John, who has been a fan of The Smiths since the beginning of the band’s career, shared how ‘awful’ and ‘tragic’ the passing of the bassist was. Others shared the first time they discovered The Smiths and Rourke’s incredible talent.

But it’s not just those who grew up listening and attending concerts of The Smiths that are devastated.

Rourke’s passing has beautifully highlighted how, despite the band breaking up in 1987, The Smiths continues to be loved by all ages. The use of The Smiths’ music in pop culture, from Ferris Buller’s Day Off to (500) Days of Summer means the band is perpetually being discovered by younger audiences.
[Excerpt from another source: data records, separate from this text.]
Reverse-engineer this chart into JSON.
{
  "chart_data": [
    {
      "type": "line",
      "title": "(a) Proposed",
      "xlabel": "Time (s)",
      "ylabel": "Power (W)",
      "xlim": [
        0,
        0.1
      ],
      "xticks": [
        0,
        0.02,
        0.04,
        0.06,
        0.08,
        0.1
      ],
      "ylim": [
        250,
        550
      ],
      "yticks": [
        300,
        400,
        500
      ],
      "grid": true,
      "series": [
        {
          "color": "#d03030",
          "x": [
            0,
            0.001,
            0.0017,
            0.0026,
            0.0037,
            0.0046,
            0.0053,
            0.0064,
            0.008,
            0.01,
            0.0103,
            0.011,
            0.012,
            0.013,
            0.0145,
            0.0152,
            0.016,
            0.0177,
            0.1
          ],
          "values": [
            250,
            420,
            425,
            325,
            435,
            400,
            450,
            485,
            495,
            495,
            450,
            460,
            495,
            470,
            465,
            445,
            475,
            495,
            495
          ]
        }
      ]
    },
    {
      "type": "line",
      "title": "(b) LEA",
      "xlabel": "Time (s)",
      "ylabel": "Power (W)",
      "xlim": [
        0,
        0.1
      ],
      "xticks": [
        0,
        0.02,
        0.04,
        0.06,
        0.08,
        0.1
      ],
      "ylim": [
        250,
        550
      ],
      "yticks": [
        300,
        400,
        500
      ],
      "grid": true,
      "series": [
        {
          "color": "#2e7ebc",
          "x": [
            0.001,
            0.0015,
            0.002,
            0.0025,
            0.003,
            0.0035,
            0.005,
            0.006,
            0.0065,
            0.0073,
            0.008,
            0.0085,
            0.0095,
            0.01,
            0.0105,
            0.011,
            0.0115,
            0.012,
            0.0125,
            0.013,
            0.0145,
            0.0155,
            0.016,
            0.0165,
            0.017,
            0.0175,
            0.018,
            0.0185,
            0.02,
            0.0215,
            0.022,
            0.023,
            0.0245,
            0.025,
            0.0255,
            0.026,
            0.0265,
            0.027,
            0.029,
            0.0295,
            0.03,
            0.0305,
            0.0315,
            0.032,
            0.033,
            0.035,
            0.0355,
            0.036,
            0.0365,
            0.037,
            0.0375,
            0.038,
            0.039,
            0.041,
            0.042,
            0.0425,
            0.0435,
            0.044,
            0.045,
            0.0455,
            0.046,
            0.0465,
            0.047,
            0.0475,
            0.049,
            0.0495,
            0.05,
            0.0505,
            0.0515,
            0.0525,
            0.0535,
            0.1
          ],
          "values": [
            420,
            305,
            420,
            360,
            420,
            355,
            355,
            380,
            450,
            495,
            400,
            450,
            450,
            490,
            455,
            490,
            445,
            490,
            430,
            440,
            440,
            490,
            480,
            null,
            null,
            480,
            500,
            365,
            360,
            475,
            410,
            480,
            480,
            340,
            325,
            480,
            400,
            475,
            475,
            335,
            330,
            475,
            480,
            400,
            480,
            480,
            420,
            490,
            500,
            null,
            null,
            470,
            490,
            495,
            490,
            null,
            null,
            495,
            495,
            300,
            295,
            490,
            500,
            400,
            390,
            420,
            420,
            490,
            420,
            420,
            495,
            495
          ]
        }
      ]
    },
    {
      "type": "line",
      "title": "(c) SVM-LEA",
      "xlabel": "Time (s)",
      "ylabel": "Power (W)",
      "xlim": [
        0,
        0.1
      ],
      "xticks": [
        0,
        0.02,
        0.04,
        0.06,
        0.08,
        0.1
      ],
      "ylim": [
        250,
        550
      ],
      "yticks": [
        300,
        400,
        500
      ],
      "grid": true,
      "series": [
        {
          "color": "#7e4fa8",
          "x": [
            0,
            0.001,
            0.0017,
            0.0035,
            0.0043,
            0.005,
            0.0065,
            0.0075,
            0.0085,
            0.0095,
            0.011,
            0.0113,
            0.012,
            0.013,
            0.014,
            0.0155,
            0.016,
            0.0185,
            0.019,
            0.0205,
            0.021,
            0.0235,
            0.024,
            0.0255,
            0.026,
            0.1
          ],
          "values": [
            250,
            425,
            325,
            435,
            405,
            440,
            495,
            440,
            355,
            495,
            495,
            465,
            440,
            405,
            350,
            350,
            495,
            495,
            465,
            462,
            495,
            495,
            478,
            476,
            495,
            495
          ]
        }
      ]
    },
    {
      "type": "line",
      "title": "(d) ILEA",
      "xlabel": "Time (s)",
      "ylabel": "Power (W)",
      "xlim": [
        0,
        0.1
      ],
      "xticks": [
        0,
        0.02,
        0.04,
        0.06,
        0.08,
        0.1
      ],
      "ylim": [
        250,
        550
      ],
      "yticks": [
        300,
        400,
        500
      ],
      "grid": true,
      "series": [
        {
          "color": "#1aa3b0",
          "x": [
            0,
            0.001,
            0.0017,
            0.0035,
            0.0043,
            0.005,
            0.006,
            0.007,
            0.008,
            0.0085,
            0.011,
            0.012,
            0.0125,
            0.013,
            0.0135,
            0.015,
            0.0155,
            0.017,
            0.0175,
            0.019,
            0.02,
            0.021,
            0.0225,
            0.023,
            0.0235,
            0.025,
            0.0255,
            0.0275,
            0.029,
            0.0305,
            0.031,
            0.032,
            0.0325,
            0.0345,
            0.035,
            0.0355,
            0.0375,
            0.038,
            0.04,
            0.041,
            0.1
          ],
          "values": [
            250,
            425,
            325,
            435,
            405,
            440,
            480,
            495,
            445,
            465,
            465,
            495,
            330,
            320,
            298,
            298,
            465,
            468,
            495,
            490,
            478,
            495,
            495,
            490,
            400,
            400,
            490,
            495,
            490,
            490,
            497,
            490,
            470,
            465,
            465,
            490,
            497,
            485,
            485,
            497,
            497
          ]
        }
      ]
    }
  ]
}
As well as those who knew of the band from growing up listening to their parent’s music, as some shared.

Teenagers took to TikTok to mourn the loss of Rourke in the same way that fans in their 50s and 60s were. With some saying how they found out at school with their classmates, who were all shocked and saddened by the passing.


rest in peace, thank you for your wonderful music, you were an incredible inspiration

Those who knew and worked with Rourke also shared their memories and paid tributes to the bassist. New Order paid tribute to ‘one of the founder members of a great Manchester band.’ Billy Bragg also shared on Twitter that he has ‘great memories of him playing with Johnny Marr and myself on the Red Wedge tour.’

Mike Joyce, The Smiths’ drummer, also paid his respects. He wrote ‘not only the most talented bass player I’ve ever had the privilege to play with but the sweetest, funniest lad I’ve ever met.” He added, “his musical legacy is perpetual.”